Pourtant, notre enthousiasme est à nouveau sapé. Car à la lecture du projet de loi provisoire à ce sujet, nous pointons en rouge quelques sérieux dysfonctionnements qui minent cette régularisation fiscale, car ils effraient inutilement les fraudeurs. Non seulement à cause du renversement de la charge de la preuve en ce qui concerne les capitaux fiscalement prescrits, si bien que le contribuable risque toujours d’avoir le dessous et de devoir s’acquitter d’une pénalité d’au moins 36 % sur le capital s’il ne peut prouver par écrit que ce capital est « clean ». Cette condition va brutalement à l’encontre de la logique des principes normaux du droit (pénal) tels que stipulés par la Cour de Cassation : pour conclure de l’origine illégale d’un avantage patrimonial, le juge doit pouvoir exclure toute origine légale.
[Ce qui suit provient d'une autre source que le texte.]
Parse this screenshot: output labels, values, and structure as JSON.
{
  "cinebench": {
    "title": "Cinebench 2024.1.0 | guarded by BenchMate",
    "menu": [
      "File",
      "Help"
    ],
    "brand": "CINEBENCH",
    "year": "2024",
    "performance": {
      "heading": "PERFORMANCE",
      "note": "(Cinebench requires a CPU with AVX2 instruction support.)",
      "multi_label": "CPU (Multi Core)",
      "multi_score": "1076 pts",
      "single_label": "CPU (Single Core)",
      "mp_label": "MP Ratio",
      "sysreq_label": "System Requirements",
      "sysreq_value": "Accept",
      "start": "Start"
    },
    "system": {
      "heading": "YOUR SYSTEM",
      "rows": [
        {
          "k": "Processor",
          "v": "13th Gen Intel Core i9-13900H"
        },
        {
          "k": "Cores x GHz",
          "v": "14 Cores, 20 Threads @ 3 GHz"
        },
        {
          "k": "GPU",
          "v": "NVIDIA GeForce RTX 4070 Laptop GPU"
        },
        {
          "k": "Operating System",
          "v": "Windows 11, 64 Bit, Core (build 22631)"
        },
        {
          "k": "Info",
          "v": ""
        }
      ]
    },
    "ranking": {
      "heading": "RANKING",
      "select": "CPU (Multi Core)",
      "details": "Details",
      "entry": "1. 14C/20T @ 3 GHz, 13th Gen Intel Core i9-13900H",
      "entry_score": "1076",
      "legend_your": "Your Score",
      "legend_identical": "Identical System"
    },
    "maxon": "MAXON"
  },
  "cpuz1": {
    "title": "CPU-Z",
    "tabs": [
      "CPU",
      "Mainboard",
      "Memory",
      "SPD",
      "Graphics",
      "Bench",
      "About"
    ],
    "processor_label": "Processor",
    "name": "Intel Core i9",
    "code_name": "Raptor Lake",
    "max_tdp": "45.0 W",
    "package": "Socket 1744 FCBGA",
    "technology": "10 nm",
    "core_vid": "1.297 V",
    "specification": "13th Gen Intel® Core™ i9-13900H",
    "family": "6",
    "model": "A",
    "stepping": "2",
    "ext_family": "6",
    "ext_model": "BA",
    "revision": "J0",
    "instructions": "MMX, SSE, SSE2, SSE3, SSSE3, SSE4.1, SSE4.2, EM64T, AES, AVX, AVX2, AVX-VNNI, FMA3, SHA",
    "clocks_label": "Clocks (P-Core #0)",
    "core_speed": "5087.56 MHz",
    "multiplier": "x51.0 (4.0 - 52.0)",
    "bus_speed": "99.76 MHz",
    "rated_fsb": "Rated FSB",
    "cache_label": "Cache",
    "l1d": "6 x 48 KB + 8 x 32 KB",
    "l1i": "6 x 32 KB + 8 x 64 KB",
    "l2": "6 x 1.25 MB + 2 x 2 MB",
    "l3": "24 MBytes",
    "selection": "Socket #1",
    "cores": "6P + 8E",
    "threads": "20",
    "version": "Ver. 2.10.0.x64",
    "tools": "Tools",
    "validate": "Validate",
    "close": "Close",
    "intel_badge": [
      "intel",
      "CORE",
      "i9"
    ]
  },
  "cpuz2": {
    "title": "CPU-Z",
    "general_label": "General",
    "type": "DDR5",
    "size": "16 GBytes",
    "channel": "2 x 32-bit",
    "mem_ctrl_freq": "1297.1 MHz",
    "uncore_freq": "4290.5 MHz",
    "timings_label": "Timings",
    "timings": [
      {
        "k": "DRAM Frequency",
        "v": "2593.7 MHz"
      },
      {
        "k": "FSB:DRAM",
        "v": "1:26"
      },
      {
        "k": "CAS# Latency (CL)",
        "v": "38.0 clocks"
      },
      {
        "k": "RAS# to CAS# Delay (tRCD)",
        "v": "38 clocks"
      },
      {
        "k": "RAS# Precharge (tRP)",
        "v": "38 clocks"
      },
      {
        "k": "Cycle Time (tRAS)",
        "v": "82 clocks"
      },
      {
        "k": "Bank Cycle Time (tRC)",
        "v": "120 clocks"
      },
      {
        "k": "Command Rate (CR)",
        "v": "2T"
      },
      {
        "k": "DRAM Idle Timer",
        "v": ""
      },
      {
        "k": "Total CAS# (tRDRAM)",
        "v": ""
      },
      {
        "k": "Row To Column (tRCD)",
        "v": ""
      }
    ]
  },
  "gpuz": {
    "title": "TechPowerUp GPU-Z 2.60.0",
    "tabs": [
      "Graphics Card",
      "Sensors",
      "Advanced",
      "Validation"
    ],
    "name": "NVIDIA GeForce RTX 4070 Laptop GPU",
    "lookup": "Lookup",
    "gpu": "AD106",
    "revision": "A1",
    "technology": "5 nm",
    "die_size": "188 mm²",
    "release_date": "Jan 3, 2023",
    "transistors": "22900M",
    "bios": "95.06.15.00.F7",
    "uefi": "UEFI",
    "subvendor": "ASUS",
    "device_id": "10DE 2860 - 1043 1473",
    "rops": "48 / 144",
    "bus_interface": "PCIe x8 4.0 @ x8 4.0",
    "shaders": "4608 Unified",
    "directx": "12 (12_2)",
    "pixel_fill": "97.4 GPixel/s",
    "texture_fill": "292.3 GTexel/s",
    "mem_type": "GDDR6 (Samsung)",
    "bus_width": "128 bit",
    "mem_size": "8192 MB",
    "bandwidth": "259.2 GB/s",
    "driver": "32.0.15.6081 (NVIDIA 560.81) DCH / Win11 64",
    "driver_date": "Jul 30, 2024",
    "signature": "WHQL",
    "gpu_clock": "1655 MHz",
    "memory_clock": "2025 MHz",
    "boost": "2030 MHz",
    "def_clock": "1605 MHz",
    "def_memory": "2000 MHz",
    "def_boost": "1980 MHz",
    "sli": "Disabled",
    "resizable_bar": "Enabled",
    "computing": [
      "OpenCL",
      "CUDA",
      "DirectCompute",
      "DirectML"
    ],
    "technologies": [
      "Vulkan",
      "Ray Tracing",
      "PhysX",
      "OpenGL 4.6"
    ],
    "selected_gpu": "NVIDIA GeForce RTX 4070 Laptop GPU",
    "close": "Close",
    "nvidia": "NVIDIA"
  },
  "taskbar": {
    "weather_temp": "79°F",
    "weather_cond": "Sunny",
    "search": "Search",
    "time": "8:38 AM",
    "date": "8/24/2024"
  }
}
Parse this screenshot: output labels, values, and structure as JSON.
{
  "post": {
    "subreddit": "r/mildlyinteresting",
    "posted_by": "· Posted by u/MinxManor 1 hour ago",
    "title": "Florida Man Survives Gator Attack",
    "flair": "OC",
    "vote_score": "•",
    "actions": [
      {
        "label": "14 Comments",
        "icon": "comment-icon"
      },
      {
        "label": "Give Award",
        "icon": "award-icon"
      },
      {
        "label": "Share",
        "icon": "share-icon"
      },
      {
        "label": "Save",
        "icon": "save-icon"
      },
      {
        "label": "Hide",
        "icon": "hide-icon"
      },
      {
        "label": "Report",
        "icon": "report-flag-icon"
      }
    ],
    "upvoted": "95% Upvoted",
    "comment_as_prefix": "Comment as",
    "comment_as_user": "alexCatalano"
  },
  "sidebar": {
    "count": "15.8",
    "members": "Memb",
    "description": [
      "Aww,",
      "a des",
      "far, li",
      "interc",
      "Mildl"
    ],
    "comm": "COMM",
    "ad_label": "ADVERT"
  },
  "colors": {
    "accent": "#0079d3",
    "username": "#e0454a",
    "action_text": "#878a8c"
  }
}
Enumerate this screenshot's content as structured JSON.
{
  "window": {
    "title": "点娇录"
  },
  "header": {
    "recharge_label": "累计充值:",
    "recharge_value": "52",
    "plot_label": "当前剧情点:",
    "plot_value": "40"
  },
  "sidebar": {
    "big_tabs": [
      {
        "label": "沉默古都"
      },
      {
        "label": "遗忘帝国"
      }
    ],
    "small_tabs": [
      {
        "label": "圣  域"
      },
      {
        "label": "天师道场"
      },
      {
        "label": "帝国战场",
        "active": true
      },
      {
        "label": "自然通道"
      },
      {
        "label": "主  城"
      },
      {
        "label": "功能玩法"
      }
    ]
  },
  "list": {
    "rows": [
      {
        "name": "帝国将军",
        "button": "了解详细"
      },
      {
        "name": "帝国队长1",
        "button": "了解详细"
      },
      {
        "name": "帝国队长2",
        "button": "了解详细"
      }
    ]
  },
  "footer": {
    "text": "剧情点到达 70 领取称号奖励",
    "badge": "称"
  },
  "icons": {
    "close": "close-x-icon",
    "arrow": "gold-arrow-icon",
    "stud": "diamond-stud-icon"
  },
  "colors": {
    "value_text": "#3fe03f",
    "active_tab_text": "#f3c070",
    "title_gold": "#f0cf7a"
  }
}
Il est parfaitement possible que le déclarant puisse présenter à cet effet divers éléments (déclarations, indications, début de preuve…) qui rendent plausible qu’un certain capital ait fait l’objet d’un traitement fiscal normal et on ne peut exclure en aucun cas que celui-ci ait une origine légale.Là où la taxation sur les capitaux fiscalement prescrits est dictée par la menace d’opérations de blanchiment, le législateur imposera maintenant soudainement, dans la nouvelle constellation, des exigences plus rigoureuses que ce qu’exige la Cour de Cassation en ce qui concerne la charge de la preuve de l’origine des capitaux. Il appartient désormais totalement au contribuable de fournir une preuve écrite positive. Et qu’est-ce qu’une preuve positive ? Et encore : qui évaluera cela ?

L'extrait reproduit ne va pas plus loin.